I don’t know whether to quote this as an excellent example of sophistry or as an example of lying with numbers. In his retrospective on Nancy Pelosi’s career in office Matt Yglesias says:
When she became the #2 figure in the leadership hierarchy in 2002, she was the progressive voice in the councils of leadership. Prior to assuming that role, she was the top Democrat on the Intelligence Committee, which made her one of the most prominent congressional Democrats to buck the Bush administration on the invasion of Iraq.
By the numbers, most Democrats in Congress voted “no” on the war.
By the numbers the majority of Senate Democrats voted “aye” on the war. 29 of 50 Democratic senators voted to support the war. The final vote was 77 to 23. Only by combining House votes with Senate votes, a meaningless number, can Matt get to his numbers.

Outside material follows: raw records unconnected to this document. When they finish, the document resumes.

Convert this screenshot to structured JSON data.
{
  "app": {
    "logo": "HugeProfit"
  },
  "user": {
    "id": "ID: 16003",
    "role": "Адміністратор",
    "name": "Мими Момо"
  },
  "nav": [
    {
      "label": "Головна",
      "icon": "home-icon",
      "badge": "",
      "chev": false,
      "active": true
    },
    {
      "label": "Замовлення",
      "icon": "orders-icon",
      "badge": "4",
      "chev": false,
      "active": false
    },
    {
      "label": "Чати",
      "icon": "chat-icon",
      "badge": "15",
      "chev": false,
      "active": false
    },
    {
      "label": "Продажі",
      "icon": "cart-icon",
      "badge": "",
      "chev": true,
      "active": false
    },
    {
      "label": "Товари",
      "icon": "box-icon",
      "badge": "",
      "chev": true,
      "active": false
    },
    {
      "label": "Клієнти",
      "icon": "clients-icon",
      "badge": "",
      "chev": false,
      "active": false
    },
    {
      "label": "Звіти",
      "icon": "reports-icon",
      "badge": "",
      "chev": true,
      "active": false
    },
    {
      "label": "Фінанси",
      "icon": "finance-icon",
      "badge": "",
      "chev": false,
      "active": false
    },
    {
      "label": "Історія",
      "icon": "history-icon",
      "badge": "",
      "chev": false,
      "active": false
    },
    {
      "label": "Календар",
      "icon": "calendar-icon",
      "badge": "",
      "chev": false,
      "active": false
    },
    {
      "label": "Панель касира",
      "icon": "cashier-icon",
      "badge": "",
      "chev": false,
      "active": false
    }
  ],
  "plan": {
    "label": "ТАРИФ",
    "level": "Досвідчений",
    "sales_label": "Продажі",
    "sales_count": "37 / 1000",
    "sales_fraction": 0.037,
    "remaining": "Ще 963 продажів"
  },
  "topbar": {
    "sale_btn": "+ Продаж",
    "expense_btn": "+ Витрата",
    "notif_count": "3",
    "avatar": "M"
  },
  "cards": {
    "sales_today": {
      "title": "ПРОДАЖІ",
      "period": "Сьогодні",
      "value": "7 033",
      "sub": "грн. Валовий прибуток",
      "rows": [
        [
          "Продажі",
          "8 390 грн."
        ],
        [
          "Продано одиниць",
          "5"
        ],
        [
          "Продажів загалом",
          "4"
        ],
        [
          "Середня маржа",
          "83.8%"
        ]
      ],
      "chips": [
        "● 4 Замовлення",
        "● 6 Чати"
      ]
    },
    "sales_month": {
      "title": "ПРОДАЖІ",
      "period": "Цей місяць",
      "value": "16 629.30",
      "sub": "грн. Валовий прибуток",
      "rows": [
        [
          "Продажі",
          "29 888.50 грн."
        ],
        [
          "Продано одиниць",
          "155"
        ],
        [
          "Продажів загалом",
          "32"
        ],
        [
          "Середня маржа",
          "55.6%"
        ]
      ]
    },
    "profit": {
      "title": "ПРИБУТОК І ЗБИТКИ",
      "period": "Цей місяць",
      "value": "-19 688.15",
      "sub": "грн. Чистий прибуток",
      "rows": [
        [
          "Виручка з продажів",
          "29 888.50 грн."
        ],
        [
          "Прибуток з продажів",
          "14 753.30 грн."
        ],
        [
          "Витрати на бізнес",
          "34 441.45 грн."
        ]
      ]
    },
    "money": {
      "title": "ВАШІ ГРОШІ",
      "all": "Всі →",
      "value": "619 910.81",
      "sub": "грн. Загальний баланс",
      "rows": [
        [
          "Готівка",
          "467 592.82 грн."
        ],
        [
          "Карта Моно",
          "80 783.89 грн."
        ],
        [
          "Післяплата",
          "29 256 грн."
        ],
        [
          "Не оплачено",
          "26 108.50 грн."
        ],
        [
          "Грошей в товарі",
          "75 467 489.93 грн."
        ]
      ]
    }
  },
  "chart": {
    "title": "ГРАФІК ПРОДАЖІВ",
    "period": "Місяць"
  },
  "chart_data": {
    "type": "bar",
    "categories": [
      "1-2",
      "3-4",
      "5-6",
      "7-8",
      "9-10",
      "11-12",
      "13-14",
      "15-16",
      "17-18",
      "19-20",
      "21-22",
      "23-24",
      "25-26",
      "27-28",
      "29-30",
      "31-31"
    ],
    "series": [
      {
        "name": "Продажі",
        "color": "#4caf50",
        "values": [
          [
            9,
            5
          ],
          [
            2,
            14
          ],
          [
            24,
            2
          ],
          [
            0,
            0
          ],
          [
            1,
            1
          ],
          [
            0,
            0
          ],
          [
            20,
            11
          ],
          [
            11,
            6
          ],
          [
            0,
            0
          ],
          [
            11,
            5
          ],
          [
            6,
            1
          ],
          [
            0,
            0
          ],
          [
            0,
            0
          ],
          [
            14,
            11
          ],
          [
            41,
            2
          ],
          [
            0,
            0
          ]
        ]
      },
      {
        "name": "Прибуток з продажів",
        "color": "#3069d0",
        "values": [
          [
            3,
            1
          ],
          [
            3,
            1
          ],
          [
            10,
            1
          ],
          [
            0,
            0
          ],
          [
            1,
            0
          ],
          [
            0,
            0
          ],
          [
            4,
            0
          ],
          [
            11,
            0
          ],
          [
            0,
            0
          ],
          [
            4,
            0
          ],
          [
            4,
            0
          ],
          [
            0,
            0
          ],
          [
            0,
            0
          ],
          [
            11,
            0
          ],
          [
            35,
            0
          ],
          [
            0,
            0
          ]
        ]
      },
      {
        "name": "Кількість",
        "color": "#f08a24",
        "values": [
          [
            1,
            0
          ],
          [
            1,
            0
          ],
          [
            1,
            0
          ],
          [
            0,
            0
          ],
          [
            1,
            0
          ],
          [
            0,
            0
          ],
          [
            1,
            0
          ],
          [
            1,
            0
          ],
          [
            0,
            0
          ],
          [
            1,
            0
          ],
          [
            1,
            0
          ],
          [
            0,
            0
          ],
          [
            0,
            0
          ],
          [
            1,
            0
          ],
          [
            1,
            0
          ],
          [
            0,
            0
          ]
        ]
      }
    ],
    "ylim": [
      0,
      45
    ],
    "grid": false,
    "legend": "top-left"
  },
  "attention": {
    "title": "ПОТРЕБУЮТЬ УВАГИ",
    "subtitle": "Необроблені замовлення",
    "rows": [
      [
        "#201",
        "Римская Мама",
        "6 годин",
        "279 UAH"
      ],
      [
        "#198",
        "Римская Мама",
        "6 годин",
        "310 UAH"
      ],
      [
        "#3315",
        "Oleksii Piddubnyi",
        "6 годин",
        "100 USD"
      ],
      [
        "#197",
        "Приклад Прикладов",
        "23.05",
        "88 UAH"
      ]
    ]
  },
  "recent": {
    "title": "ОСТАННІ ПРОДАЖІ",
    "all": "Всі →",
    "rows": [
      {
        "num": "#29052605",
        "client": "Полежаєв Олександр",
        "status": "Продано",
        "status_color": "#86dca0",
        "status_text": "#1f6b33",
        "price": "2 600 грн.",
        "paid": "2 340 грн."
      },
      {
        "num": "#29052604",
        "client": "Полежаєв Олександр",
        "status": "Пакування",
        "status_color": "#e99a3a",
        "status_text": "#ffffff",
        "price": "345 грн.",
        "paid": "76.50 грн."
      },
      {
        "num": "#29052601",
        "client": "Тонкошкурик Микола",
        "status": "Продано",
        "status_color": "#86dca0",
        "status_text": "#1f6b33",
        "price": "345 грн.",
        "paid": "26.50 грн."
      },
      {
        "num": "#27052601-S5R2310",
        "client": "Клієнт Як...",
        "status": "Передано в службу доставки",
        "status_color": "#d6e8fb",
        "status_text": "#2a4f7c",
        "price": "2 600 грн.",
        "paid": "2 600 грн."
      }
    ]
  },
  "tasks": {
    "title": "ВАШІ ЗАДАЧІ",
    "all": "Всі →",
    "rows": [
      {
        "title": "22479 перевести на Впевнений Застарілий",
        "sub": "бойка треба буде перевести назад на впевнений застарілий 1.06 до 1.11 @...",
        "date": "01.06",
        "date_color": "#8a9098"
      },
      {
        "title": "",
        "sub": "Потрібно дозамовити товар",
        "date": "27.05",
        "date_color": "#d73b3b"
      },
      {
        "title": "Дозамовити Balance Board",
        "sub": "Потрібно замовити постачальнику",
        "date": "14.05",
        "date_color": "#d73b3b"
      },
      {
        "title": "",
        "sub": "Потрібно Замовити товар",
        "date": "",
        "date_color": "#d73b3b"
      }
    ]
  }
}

I opposed going to war against Iraq. It was clearly a sideshow, a distraction, in the War on Terror. And I did not find the weapons of mass destruction argument convincing.







In the context of writing about Pelosi, who served her career in the House and where she held several leadership positions including Speaker, seems like the House votes as a metric of overall support for the war would matter. He notes that Pelosi (correctly) opposed the war and seems likely her opinion was more influential in the House.
House of Representatives: The resolution passed 296 to 133.
81 Democrats (about 39%) voted in favor.
126 Democrats (about 60%) voted against.
Senate: The resolution passed 77 to 23.
29 Democrats (58%) voted in favor.
21 Democrats (42%) voted against.
As I recall, both the House and the Senate had to vote to support the war. Am I misremembering?
Steve
You’re changing the subject. The subject is did the majority of Senate Democrats vote in favor of the war? They did. Does it make sense to combine Senate votes with House votes? It does not. That the House Democrats voted 2:1 against didn’t make any difference.
MY could have written just what you did—that Nancy Pelosi’s career was in the House and a supermajority of House Democrats voted against the war. He did not. Instead he gave a nonsense figure.
We’ll never know what the the results would have been if the Democrats had controlled both the House and the Senate in 2002. They might have voted the Iraq War down. They might not. Note that being confident that a measure will pass regardless of your opposition is empowering. You can give a symbolic vote without being blamed for it.
I just reread it. He says Congress, not Senate or House of Representatives. Dictionary says…
“a national legislative body, especially that of the US. The US Congress, which meets at the Capitol in Washington, D.C., was established by the Constitution of 1787 and is composed of the Senate and the House of Representatives.”
You appear to be the one who wants to make the subject the Senate which in the context of Pelosi makes little sense to me.
Steve
Apples and oranges. Adding votes in the Senate to votes in the House is a meaningless statistic due to the differences between the two chambers of our national legislature.
And, yes, I have my own blog. I post what I want to post about on my blog just as MY does on his. That means I’m allowed to point out that adding votes in the Senate to votes in the House means nothing.
You are allowed to think whatever you care to but that doesn’t mean it makes any sense. You can add parsecs to inches but that doesn’t mean that the resulting number means anything.